Texas freeze leaves millions in northern Mexico without power
Mexico’s government-owned utility says operations were stunted as the winter storm in Texas froze natural gas pipelines.
Freezing weather in the US state of Texas left almost five million people in northern Mexico without power early on Monday, as a shortage of natural gas disrupted electricity production.
Mexico’s government-owned utility, the Federal Electricity Commission (CFE), said on Monday its operations were interrupted as the winter storm in Texas froze natural gas pipelines.
Mexico uses gas to generate about 60 percent of its power, compared with about 40 percent in the United States, and the country built pipelines to take advantage of cheap natural gas from its northern neighbour.
A deep freeze across Texas during the weekend took a toll on the energy industry in the largest US crude-producing state, shutting oil refineries and forcing restrictions from natural gas pipeline operators.
The Mexican utility said that by midday Monday, it had restored power to about 65 percent of the 4.8 million customers affected by the blackout, mainly in the northern border states of Chihuahua, Coahuila, Nuevo Leon and Tamaulipas.
A smaller number of users were also affected in Durango and Zacatecas.
The CFE’s director of fuel purchasing, Miguel Reyes Hernandez, said the situation in Texas choked off imports of gas that Mexico uses to run many of its power plants.
“Electricity demand in the United States rose by a little over 20 percent in just four days,” Reyes Hernandez said.
“The increase was due precisely to the drop in temperatures, and obviously the use of heating in the United States meant an increase in natural gas demand on the one hand, and precisely because of the low temperatures, there was a decrease in renewable energy.”

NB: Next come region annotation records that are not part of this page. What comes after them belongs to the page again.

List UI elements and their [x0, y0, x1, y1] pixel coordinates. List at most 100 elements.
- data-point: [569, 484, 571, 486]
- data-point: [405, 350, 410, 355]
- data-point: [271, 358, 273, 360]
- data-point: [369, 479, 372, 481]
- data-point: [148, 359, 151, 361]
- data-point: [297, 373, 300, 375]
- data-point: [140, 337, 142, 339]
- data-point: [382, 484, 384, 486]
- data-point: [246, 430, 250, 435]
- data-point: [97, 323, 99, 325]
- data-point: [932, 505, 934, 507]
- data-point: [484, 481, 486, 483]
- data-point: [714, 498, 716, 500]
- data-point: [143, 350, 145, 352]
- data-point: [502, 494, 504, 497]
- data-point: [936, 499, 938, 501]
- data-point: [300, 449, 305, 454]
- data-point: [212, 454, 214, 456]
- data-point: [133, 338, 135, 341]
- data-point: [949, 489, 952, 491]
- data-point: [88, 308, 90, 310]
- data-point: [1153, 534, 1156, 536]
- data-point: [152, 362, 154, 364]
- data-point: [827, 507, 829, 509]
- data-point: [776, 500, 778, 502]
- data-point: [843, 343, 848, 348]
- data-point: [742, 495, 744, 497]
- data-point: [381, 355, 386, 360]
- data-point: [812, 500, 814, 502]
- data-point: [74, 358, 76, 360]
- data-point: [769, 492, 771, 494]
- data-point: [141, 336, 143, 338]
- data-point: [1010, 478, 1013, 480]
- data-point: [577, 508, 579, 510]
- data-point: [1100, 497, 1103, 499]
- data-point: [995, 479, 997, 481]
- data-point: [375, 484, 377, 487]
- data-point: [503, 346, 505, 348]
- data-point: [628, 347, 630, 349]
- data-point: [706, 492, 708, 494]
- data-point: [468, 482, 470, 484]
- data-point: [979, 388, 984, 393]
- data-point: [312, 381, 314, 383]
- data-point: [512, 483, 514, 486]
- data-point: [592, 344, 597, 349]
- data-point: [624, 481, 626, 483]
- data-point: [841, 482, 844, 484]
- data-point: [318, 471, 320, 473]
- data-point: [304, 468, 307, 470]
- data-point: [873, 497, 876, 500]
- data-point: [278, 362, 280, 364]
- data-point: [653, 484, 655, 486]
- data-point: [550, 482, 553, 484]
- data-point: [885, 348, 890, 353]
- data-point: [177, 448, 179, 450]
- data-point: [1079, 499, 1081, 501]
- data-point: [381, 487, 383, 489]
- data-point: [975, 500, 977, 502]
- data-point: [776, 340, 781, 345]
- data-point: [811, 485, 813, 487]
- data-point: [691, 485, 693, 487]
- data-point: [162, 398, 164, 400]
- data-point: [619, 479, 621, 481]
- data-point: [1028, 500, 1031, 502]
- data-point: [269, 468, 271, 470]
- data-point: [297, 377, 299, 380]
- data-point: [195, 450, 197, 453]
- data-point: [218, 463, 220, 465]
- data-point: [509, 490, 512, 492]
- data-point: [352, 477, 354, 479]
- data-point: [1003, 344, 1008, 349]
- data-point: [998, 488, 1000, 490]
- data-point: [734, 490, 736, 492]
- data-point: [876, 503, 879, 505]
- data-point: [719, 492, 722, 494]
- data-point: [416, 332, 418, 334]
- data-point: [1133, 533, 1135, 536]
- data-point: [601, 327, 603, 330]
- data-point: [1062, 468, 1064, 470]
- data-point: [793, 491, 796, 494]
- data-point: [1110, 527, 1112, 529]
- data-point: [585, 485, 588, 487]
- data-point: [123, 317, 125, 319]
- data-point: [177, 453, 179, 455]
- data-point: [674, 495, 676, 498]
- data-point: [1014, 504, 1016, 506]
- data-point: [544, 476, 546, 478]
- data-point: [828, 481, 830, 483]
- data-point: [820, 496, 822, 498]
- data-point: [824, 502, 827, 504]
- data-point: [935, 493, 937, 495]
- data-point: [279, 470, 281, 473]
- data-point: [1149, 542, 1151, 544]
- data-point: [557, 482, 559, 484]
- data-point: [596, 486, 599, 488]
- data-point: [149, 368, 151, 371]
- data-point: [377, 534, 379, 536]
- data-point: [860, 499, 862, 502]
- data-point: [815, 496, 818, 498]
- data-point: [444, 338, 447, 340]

He said US wind turbines “had their blades frozen … and there was freezing in many pipelines and even at wells.”
In Midland, the heart of the West Texas shale region, a record snowfall and temperatures that hit a 32-year low closed offices and businesses. Temperatures are expected to rise above freezing on Tuesday.
Earlier on Monday, Mexican President Andres Manuel Lopez Obrador dismissed suggestions the outage could be linked to a “boycott” by private power generators upset at his plan to strengthen the CFE.
An energy nationalist, Lopez Obrador wants to bolster state control of the industry, arguing that previous governments skewed the power market in favour of the private sector.
“The technicians from the Federal Electricity Commission are already working on it,” he said during his morning news conference.
“It’s because of the bad weather,” he said, “but it won’t last long.”